Julien est mort au combat en l’an 363 après J.C., à l’âge de 32 ans, alors que la carte n'était peut-être pas terminée. Cette mort inattendue et subite a eu deux conséquences : d’une part, la carte n’a pas été diffusée, d’autre part les inévitables fautes de copiste et les erreurs de transcription n’ont pas été ou mal corrigées.

Exemple d'une mauvaise correction apparemment d'époque.

Voici, en haut, la copie restituée d'un extrait de la carte et, à gauche, la reproduction photographique de l'original. Bien qu'il soit très étonnant que la Saône se jette dans le Rhône aussi en amont de Lyon, bien qu'il soit étonnant qu'elle ne suive pas la voie terrestre, on pouvait comprendre que c'était par manque de place et par souci de clarté. En revanche, le fait de mettre la vignette de Chalon-sur-Saône sur la rive gauche de la Saône, pose question. En effet, la vignette représente bien la cathédrale de Chalon telle qu'elle était à l'origine. L'importance du monument, la façade, l'oculus, sa grande entrée voûtée, les deux portes qui s'ouvrent côté cloître, tout cela concorde. En outre, comme nous l'avons étudié dans mon dernier article, le monument ayant été fondé vers l'an 260, il serait impensable qu'il ne figure pas sur la carte, mais sur la rive droite de la Saône. L'interprétatuion est donc fautive. Déjà que le coup de ciseau pour séparer le segment 2 du segment 3 n'a rien arrangé, constatons que le tracé de la Saône, notamment entre sa confluence et l'endroit où elle coupe la voie de Vesontio, est d'une couleur plus verte qu'ailleurs. Constatons par ailleurs, un flou inexpliqué qui longe la voie Agrippa, ce qui fait penser à un effacement. J'ai donc replacé le tracé de la Saône entre Chalon et Lyon, là où il semble avoir été effacé et supprimé là où il semblait se jeter dans le Rhône. En prolongeant le tracé restant du haut vers Besançon, j'en fais le Doubs qui se jette dans la Saône à Verdun-sur-le Doubs, ce qui explique la courbure du tracé vers le nord. Dès lors, l'Arar, ainsi nommée sur la carte, devient la Thalie et notre cathédrale se repositionne sur sa rive gauche et sur la rive droite de la Saône comme il se doit. Cqfd.

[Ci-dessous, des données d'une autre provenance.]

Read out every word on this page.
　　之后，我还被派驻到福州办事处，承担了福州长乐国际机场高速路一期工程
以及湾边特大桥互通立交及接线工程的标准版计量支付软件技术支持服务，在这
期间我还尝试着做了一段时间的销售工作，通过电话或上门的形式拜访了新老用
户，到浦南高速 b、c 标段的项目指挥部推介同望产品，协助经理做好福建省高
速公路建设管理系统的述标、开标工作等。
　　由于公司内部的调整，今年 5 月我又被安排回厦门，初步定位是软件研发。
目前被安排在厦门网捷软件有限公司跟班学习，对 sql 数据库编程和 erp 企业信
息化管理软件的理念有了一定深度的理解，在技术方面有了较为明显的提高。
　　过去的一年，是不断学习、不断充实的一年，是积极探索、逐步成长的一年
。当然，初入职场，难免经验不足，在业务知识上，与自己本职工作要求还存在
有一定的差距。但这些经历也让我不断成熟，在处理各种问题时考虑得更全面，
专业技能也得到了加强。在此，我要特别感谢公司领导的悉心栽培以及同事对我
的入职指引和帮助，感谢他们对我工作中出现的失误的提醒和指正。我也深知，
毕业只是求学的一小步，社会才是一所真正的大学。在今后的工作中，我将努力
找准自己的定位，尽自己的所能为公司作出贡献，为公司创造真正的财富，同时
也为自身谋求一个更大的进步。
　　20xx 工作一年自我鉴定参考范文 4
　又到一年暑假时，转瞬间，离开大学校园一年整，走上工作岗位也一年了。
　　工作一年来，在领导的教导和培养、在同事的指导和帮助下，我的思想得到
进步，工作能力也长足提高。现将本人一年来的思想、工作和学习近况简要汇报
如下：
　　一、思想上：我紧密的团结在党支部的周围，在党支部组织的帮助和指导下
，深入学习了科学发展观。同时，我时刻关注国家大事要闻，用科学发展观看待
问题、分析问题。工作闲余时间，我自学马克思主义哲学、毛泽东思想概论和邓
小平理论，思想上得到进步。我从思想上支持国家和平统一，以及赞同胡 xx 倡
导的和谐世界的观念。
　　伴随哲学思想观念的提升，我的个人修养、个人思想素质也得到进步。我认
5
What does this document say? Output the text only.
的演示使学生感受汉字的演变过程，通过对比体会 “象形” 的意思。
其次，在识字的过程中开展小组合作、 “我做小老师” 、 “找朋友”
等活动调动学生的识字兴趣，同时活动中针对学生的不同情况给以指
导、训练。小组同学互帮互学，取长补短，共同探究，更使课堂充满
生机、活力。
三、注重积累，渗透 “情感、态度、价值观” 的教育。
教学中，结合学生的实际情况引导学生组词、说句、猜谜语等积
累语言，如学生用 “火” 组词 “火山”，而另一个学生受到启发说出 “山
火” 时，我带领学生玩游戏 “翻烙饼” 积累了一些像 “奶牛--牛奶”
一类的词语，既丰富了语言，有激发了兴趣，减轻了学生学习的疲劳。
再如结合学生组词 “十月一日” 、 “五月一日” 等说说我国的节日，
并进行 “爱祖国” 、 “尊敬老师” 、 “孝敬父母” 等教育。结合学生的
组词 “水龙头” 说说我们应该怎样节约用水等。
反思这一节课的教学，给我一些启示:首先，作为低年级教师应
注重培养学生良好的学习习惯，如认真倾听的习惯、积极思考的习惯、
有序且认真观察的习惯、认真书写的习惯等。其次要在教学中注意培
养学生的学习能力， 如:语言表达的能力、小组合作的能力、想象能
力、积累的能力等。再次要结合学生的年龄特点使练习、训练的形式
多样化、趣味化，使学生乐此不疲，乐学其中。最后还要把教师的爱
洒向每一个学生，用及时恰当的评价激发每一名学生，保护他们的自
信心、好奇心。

J'ai expliqué dans mes ouvrages pourquoi l'Arar, fleuve sacré pour les Eduens, ne pouvait prendre sa source que sur leur territoire. On comprend également que pour les Anciens, ce n'était pas la longueur qui donnait son nom au fleuve mais sa fréquentation et son intérêt. Cela change toute l'interprétation qu'il faut se faire de la carte. S'ajoute le fait que le tracé cherche parfois à indiquer beaucoup plus une voie qu'un cours d'eau.

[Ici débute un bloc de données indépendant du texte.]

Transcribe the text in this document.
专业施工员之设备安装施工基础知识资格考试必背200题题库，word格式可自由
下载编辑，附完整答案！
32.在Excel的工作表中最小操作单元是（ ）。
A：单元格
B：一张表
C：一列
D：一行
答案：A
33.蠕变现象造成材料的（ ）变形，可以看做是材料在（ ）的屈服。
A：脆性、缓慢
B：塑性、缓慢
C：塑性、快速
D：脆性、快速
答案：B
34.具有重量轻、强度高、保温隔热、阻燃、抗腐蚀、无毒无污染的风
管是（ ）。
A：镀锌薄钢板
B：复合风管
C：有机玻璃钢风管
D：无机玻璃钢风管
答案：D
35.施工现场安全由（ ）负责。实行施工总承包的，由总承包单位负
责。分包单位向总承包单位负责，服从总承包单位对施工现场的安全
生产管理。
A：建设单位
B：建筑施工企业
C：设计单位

Pour moi, il est clair que cette hésitation sur la confluence du cours de la Saône et du Doubs date de l'époque de la carte. Cette hésitation, ainsi que d'autres, les effacements que j'ai évoqués plaident en faveur d'un document original de l'époque de Julien. Document égaré après sa mort, retrouvé à Worms, peut-être en suivant un noble fuyant la terreur de la Révolution, puis vendu à un collectionneur.

"En 1869, Ernest Desjardins éditait une version officielle commandée par le Ministre de l'éducation qui se voulait définitive" (Wikipedia). Autres temps, autres moeurs.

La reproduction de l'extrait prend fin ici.